On iis logs, suppose I have 60000 transactions per 24 hours. How can I get a random sample of say 5000 events? I need to get a random sample for each day for suppose last 50 days. I want to build control charts based on response time (time_taken) from the iis logs.
Here is a random sample macro I use:
From macros.conf
:
[Random_Sample(1)]
args = RandomSamplePercentEventsToKeep
definition = eval RandomSampleSeed = random()\
| sort 0 -RandomSampleSeed\
| eventstats count AS RandomSmpleTotalEventCount\
| eval RandomSampleNumberToKeep = ceil($RandomSamplePercentEventsToKeep$ * RandomSmpleTotalEventCount / 100)\
| streamstats count AS RandomSampleSerialNumber\
| where RandomSampleSerialNumber<=RandomSampleNumberToKeep\
| fields = RandomSample*
iseval = 0
The latest Splunk Cloud version has recently gotten an event sampling feature, so it'd be reasonable to assume that's coming to Splunk Enterprise some day as well.
http://docs.splunk.com/Documentation/Splunk/6.3.1511/Search/Retrieveasamplesetofevents
Until then, you could fake a sampling rate of 1:60 by only looking at a specific date_second
, or a sampling rate of 1:30 by looking at two seconds, and so on.

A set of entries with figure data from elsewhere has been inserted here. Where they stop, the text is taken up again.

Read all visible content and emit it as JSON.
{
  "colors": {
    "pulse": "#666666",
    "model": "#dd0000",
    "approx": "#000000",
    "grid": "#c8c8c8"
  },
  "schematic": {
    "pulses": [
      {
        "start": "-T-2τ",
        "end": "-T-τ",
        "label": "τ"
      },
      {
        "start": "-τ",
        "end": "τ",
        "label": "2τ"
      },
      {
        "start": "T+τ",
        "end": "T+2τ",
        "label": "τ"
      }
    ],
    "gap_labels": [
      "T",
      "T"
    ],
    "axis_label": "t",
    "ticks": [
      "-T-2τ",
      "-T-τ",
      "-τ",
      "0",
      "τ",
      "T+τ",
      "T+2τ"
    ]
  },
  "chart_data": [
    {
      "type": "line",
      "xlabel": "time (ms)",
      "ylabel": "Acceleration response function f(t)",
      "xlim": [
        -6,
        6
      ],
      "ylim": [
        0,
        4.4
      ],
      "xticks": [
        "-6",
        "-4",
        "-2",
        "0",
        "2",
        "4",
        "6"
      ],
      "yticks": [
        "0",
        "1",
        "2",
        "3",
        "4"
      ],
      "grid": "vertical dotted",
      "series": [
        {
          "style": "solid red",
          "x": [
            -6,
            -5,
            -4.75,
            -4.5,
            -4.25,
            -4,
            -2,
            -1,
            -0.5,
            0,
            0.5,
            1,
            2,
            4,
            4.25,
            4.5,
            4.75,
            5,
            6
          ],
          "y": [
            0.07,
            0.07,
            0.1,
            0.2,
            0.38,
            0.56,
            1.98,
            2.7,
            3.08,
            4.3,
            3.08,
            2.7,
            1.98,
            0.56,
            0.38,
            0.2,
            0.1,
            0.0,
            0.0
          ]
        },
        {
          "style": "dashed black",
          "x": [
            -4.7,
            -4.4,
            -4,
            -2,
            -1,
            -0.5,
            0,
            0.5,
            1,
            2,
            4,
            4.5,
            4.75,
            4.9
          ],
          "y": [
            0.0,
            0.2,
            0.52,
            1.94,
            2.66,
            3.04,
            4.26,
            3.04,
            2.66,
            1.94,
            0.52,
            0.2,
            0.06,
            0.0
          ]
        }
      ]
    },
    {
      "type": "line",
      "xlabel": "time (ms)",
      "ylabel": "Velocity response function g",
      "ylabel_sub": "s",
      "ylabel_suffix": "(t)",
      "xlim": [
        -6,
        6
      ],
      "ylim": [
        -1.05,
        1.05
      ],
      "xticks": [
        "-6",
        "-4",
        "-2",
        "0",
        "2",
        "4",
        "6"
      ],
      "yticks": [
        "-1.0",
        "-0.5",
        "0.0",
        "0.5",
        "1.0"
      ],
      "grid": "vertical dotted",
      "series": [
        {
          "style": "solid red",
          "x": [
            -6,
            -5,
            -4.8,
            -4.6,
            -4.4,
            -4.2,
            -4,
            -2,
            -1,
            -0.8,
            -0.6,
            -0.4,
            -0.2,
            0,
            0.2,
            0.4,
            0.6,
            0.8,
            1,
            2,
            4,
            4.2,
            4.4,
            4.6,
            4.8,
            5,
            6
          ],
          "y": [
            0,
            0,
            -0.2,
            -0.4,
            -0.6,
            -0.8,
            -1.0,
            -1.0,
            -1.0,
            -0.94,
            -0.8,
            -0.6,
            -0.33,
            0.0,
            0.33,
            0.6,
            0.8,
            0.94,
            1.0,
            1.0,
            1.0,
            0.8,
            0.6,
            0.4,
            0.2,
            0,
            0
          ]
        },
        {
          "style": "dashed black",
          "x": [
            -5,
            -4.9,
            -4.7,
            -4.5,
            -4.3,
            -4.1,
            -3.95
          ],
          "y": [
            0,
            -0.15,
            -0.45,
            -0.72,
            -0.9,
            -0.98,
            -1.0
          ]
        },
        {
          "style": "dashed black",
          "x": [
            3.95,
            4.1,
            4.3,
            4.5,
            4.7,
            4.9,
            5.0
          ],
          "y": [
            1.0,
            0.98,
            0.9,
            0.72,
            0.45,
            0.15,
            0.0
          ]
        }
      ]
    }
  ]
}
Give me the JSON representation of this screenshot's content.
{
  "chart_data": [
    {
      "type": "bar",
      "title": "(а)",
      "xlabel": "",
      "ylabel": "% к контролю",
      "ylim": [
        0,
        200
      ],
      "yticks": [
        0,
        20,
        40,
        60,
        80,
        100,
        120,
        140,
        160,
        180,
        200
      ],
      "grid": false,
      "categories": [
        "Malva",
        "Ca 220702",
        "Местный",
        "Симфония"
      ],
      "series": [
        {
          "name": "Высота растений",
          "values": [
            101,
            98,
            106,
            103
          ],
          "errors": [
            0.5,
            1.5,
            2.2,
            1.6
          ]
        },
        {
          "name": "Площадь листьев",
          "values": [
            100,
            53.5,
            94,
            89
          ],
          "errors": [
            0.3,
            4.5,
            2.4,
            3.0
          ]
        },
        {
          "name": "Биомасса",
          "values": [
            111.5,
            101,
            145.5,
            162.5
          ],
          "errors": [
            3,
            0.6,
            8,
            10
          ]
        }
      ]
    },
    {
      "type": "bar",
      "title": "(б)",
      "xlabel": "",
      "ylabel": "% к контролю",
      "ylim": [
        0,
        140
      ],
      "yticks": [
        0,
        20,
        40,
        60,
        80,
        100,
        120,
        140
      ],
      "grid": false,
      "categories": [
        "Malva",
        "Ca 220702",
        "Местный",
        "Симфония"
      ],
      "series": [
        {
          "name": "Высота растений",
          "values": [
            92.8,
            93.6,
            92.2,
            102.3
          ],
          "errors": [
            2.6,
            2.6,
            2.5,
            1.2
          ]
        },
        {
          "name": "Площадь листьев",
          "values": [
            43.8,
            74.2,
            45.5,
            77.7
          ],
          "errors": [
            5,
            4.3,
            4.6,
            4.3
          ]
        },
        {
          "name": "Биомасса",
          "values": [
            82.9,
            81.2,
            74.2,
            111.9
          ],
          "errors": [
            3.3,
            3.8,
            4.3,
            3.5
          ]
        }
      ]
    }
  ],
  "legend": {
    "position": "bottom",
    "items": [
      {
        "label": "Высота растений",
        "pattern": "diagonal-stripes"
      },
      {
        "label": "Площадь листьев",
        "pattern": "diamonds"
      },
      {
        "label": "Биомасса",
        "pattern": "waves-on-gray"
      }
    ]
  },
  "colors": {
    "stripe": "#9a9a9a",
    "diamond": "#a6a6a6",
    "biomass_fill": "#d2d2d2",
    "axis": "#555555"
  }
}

If your data is sufficiently well-spread, this not-random sampling should work well enough.
For both sampling approaches, make sure you don't mess up your transactions if they comprise of multiple events per transaction.
Alternatively, just run over all your data without sampling.
For 1:60 sampling, add date_second = 42
to your search. Any other second will do.
To check if this gives you a reasonable sampling, you could run statistics by second to see if there are any outliers, e.g. lots of events generated at the second zero from cronjobs.
You really should first consider running over your entire data set though. 60000 events over 24 hours really isn't that much if you have reference-spec hardware or better.
can you give me example of how to fake the sampling ?